The Eighth Circuit Court of Appeals rejected a settlement proposed by a trustee that disregarded a trustmaker’s intention that if her gift to her mother lapsed, the mother’s share would go to the other trust beneficiaries rather than to the mother’s issue. In re Stiny Trusts, No. 24-2008, 2026 WL 469357 (8th Cir. Feb. 19, 2026).
Mary Stiny and her husband, Elijah, created a trust holding approximately $12 million in assets. The trust’s terms provided that, when one of them died, the trust would be divided into a survivor’s trust and an exemption trust. After Elijah died, Mary amended the terms of the survivor’s trust. In her amendment, Mary made her mother, Della Moore, the beneficiary of a 2.66 percent interest, but provided that the gift would lapse if Della did not survive Mary. The survivor’s trust also contained an antilapse provision specifying that, except as otherwise provided, if a beneficiary predeceased Mary, the beneficiary’s share would be distributed to their living issue, or if no living issue, to the other trust beneficiaries. Della died in 2017, and Mary died in 2019.
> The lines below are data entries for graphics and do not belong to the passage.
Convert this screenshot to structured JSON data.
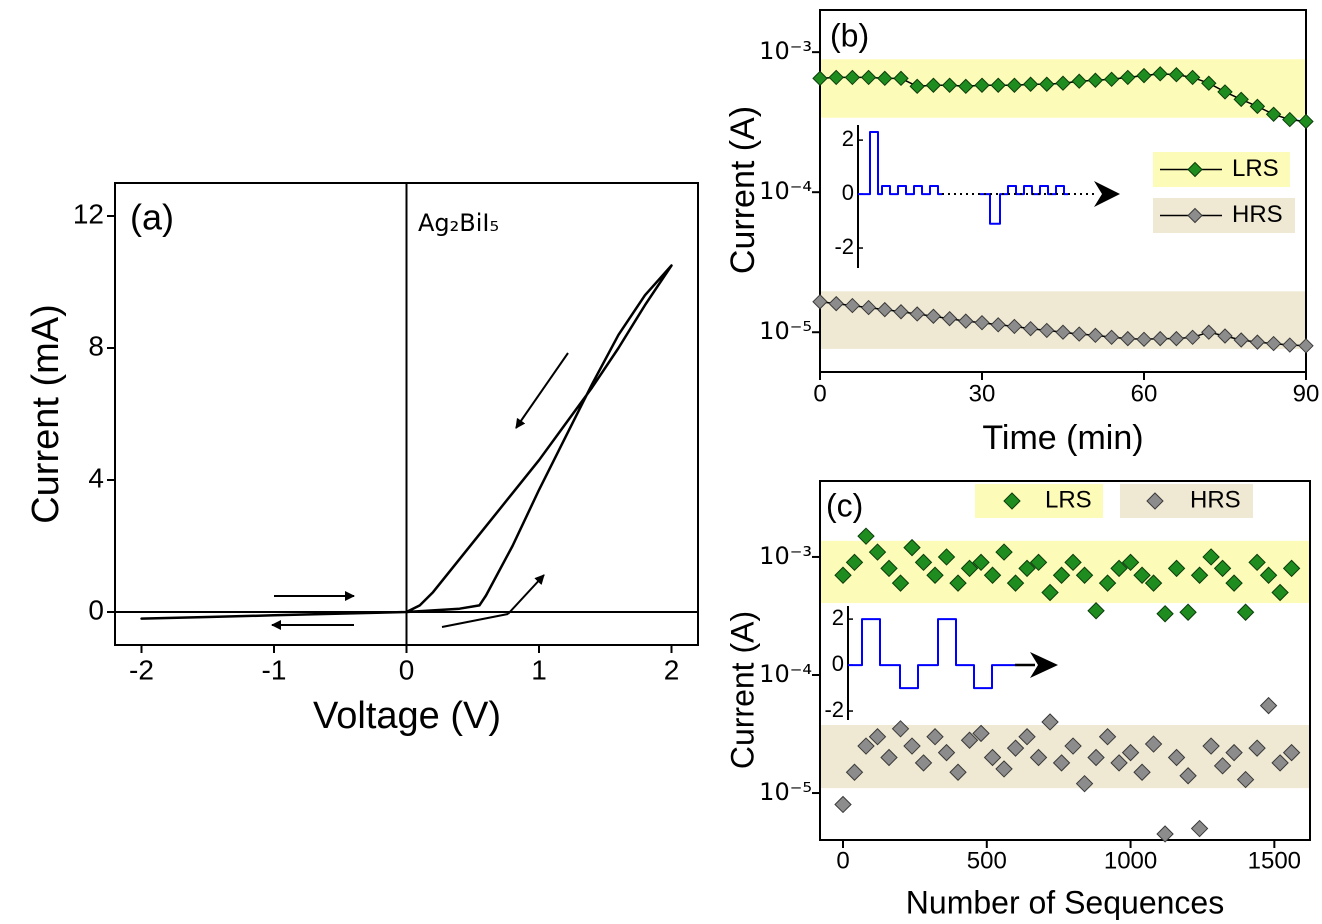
{
  "chart_data": [
    {
      "type": "line",
      "label": "(a)",
      "annotation": "Ag₂BiI₅",
      "x_label": "Voltage (V)",
      "y_label": "Current (mA)",
      "xlim": [
        -2.2,
        2.2
      ],
      "ylim": [
        -1,
        13
      ],
      "xticks": [
        -2,
        -1,
        0,
        1,
        2
      ],
      "yticks": [
        0,
        4,
        8,
        12
      ],
      "zero_lines": true,
      "series": [
        {
          "color": "#000000",
          "x": [
            0,
            0.2,
            0.4,
            0.55,
            0.6,
            0.8,
            1.0,
            1.2,
            1.4,
            1.6,
            1.8,
            2.0,
            1.8,
            1.6,
            1.4,
            1.2,
            1.0,
            0.8,
            0.6,
            0.4,
            0.2,
            0.1,
            0,
            -0.5,
            -1,
            -1.5,
            -2,
            -1.5,
            -1,
            -0.5,
            0
          ],
          "values": [
            0,
            0.05,
            0.1,
            0.2,
            0.5,
            2.0,
            3.7,
            5.3,
            6.9,
            8.4,
            9.6,
            10.5,
            9.3,
            8.0,
            6.8,
            5.7,
            4.6,
            3.6,
            2.6,
            1.6,
            0.6,
            0.2,
            0,
            -0.05,
            -0.1,
            -0.15,
            -0.2,
            -0.15,
            -0.1,
            -0.05,
            0
          ]
        }
      ]
    },
    {
      "type": "line",
      "label": "(b)",
      "x_label": "Time (min)",
      "y_label": "Current (A)",
      "log_y": true,
      "xlim": [
        0,
        90
      ],
      "ylim": [
        5.2e-06,
        0.002
      ],
      "xticks": [
        0,
        30,
        60,
        90
      ],
      "yticks": [
        {
          "value": 0.001,
          "label": "10⁻³"
        },
        {
          "value": 0.0001,
          "label": "10⁻⁴"
        },
        {
          "value": 1e-05,
          "label": "10⁻⁵"
        }
      ],
      "bands": [
        {
          "range": [
            0.00034,
            0.00089
          ],
          "color": "#fdfbb8"
        },
        {
          "range": [
            7.6e-06,
            1.96e-05
          ],
          "color": "#efe9d3"
        }
      ],
      "series": [
        {
          "name": "LRS",
          "color": "#1e8c1e",
          "marker": "diamond",
          "x": [
            0,
            3,
            6,
            9,
            12,
            15,
            18,
            21,
            24,
            27,
            30,
            33,
            36,
            39,
            42,
            45,
            48,
            51,
            54,
            57,
            60,
            63,
            66,
            69,
            72,
            75,
            78,
            81,
            84,
            87,
            90
          ],
          "values": [
            0.00065,
            0.00066,
            0.00066,
            0.00066,
            0.00065,
            0.00065,
            0.00057,
            0.00058,
            0.00058,
            0.00057,
            0.00058,
            0.00058,
            0.00058,
            0.00059,
            0.00059,
            0.0006,
            0.00062,
            0.00063,
            0.00064,
            0.00066,
            0.00068,
            0.0007,
            0.00069,
            0.00066,
            0.0006,
            0.00052,
            0.00046,
            0.00041,
            0.00036,
            0.00033,
            0.00032
          ]
        },
        {
          "name": "HRS",
          "color": "#8c8c8c",
          "marker": "diamond",
          "x": [
            0,
            3,
            6,
            9,
            12,
            15,
            18,
            21,
            24,
            27,
            30,
            33,
            36,
            39,
            42,
            45,
            48,
            51,
            54,
            57,
            60,
            63,
            66,
            69,
            72,
            75,
            78,
            81,
            84,
            87,
            90
          ],
          "values": [
            1.65e-05,
            1.6e-05,
            1.55e-05,
            1.5e-05,
            1.45e-05,
            1.4e-05,
            1.35e-05,
            1.3e-05,
            1.25e-05,
            1.2e-05,
            1.17e-05,
            1.13e-05,
            1.1e-05,
            1.06e-05,
            1.03e-05,
            1e-05,
            9.7e-06,
            9.5e-06,
            9.2e-06,
            9e-06,
            8.9e-06,
            9e-06,
            9e-06,
            9.2e-06,
            1e-05,
            9.4e-06,
            8.8e-06,
            8.5e-06,
            8.3e-06,
            8.1e-06,
            8e-06
          ]
        }
      ],
      "inset": {
        "xlim": [
          0,
          250
        ],
        "ylim": [
          -2.74,
          2.56
        ],
        "yticks": [
          -2,
          0,
          2
        ],
        "color": "#0000ff",
        "x": [
          0,
          12,
          12,
          20,
          20,
          24,
          24,
          32,
          32,
          40,
          40,
          48,
          48,
          56,
          56,
          64,
          64,
          72,
          72,
          80,
          80,
          84,
          null,
          122,
          132,
          132,
          142,
          142,
          150,
          150,
          158,
          158,
          166,
          166,
          174,
          174,
          182,
          182,
          190,
          190,
          198,
          198,
          206,
          206,
          210
        ],
        "values": [
          0,
          0,
          2.3,
          2.3,
          0,
          0,
          0.3,
          0.3,
          0,
          0,
          0.3,
          0.3,
          0,
          0,
          0.3,
          0.3,
          0,
          0,
          0.3,
          0.3,
          0,
          0,
          null,
          0,
          0,
          -1.1,
          -1.1,
          0,
          0,
          0.3,
          0.3,
          0,
          0,
          0.3,
          0.3,
          0,
          0,
          0.3,
          0.3,
          0,
          0,
          0.3,
          0.3,
          0,
          0
        ]
      }
    },
    {
      "type": "scatter",
      "label": "(c)",
      "x_label": "Number of Sequences",
      "y_label": "Current (A)",
      "log_y": true,
      "xlim": [
        -80,
        1624
      ],
      "ylim": [
        4e-06,
        0.0044
      ],
      "xticks": [
        0,
        500,
        1000,
        1500
      ],
      "yticks": [
        {
          "value": 0.001,
          "label": "10⁻³"
        },
        {
          "value": 0.0001,
          "label": "10⁻⁴"
        },
        {
          "value": 1e-05,
          "label": "10⁻⁵"
        }
      ],
      "bands": [
        {
          "range": [
            0.000407,
            0.00137
          ],
          "color": "#fdfbb8"
        },
        {
          "range": [
            1.1e-05,
            3.77e-05
          ],
          "color": "#efe9d3"
        }
      ],
      "series": [
        {
          "name": "LRS",
          "color": "#1e8c1e",
          "x": [
            0,
            40,
            80,
            120,
            160,
            200,
            240,
            280,
            320,
            360,
            400,
            440,
            480,
            520,
            560,
            600,
            640,
            680,
            720,
            760,
            800,
            840,
            880,
            920,
            960,
            1000,
            1040,
            1080,
            1120,
            1160,
            1200,
            1240,
            1280,
            1320,
            1360,
            1400,
            1440,
            1480,
            1520,
            1560
          ],
          "values": [
            0.0007,
            0.0009,
            0.0015,
            0.0011,
            0.0008,
            0.0006,
            0.0012,
            0.0009,
            0.0007,
            0.001,
            0.0006,
            0.0008,
            0.0009,
            0.0007,
            0.0011,
            0.0006,
            0.0008,
            0.0009,
            0.0005,
            0.0007,
            0.0009,
            0.0007,
            0.00035,
            0.0006,
            0.0008,
            0.0009,
            0.0007,
            0.0006,
            0.00033,
            0.0008,
            0.00034,
            0.0007,
            0.001,
            0.0008,
            0.0006,
            0.00034,
            0.0009,
            0.0007,
            0.0005,
            0.0008
          ]
        },
        {
          "name": "HRS",
          "color": "#8c8c8c",
          "x": [
            0,
            40,
            80,
            120,
            160,
            200,
            240,
            280,
            320,
            360,
            400,
            440,
            480,
            520,
            560,
            600,
            640,
            680,
            720,
            760,
            800,
            840,
            880,
            920,
            960,
            1000,
            1040,
            1080,
            1120,
            1160,
            1200,
            1240,
            1280,
            1320,
            1360,
            1400,
            1440,
            1480,
            1520,
            1560
          ],
          "values": [
            8e-06,
            1.5e-05,
            2.5e-05,
            3e-05,
            2e-05,
            3.5e-05,
            2.5e-05,
            1.8e-05,
            3e-05,
            2.2e-05,
            1.5e-05,
            2.8e-05,
            3.2e-05,
            2e-05,
            1.6e-05,
            2.4e-05,
            3e-05,
            2e-05,
            4e-05,
            1.8e-05,
            2.5e-05,
            1.2e-05,
            2e-05,
            3e-05,
            1.8e-05,
            2.2e-05,
            1.5e-05,
            2.6e-05,
            4.5e-06,
            2e-05,
            1.4e-05,
            5e-06,
            2.5e-05,
            1.7e-05,
            2.2e-05,
            1.3e-05,
            2.4e-05,
            5.5e-05,
            1.8e-05,
            2.2e-05
          ]
        }
      ],
      "inset": {
        "xlim": [
          0,
          207
        ],
        "ylim": [
          -2.39,
          2.57
        ],
        "yticks": [
          -2,
          0,
          2
        ],
        "color": "#0000ff",
        "x": [
          0,
          14,
          14,
          32,
          32,
          52,
          52,
          70,
          70,
          90,
          90,
          108,
          108,
          126,
          126,
          144,
          144,
          167
        ],
        "values": [
          0,
          0,
          2,
          2,
          0,
          0,
          -1,
          -1,
          0,
          0,
          2,
          2,
          0,
          0,
          -1,
          -1,
          0,
          0
        ]
      }
    }
  ]
}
The trustee filed a motion for approval of a proposed settlement of Della’s 2.66 percent interest, reflecting an agreement he had entered into with some of Della’s other descendants, who were not named beneficiaries, whereby Della’s 2.66 percent interest would pass to them. However, the district court denied the motion, holding that, under the terms of the survivor’s trust, Della’s share had lapsed because she had died before Mary and, under California law, Della’s lapsed share would transfer to the other named beneficiaries of the survivor’s trust. The court further held that the parties to the agreement were, in fact, proposing a modification that did not meet the requirements of California’s trust modification statute. The would-be beneficiaries, mainly Della’s other children, appealed.
The Eighth Circuit Court of Appeals rejected Della’s children’s argument that the settlement should be permitted because the survivor’s trust was ambiguous. The court noted that California law applied, and that under the California Probate Code, the intention of the transferor—in the present case, Mary—controls the legal effect of the dispositions made in the trust. In its de novo review of the interpretation of the survivor’s trust, the court found that it unambiguously provided that Della’s share lapsed if she died before Mary. The lapse triggered the California Probate Code’s provision for the distribution of failed transfers, Cal. Prob. Code § 21111(b), which provides that upon lapse, the share passes to the other beneficiaries in proportion to their other interest in the trust. Therefore, upon Della’s death, her share lapsed and passed to the other named beneficiaries of the survivor’s trust.
Della’s children argued that the survivor’s trust was ambiguous because it included an antilapse provision that applied if a beneficiary predeceased Mary. The court disagreed, holding that their interpretation ignored the language of the antilapse provision, which applied “except as otherwise provided.” In re Stiny Trusts, No. 24-2008, 2026 WL 469357, *3 (8th Cir. Feb. 19, 2026). The court found the children’s assertion of ambiguity was unreasonable because the survivor’s trust provided otherwise by unambiguously stating that the 2.66 percent share to Della would lapse if she died before Mary. Further, the court held that because Mary had expressly made no provision in the survivor’s trust for her son, John, and had not included any of her siblings as beneficiaries, Della’s children’s interpretation as the would-be beneficiaries—that Della’s share should be distributed to her living issue under the antilapse provision—disregarded Mary’s intentions as expressed in the trust instrument by providing them a portion of Della’s share.
The court also determined that the district court lacked authority to modify the survivor’s trust because the requirements for modifying a trust under Cal. Prob. Code § 15403 had not been met. First, all beneficiaries must consent to modifications. However, only two of the named beneficiaries had consented to the proposed settlement (which the court construed as a petition for modification), and none had joined in the motion for settlement approval. Second, the reasons that Della’s children provided for the modification, i.e., preserving family harmony, did not outweigh the need to accomplish the material purpose of the survivor’s trust, i.e., following Mary’s distributive intent.
As a result, the court affirmed the district court’s judgment.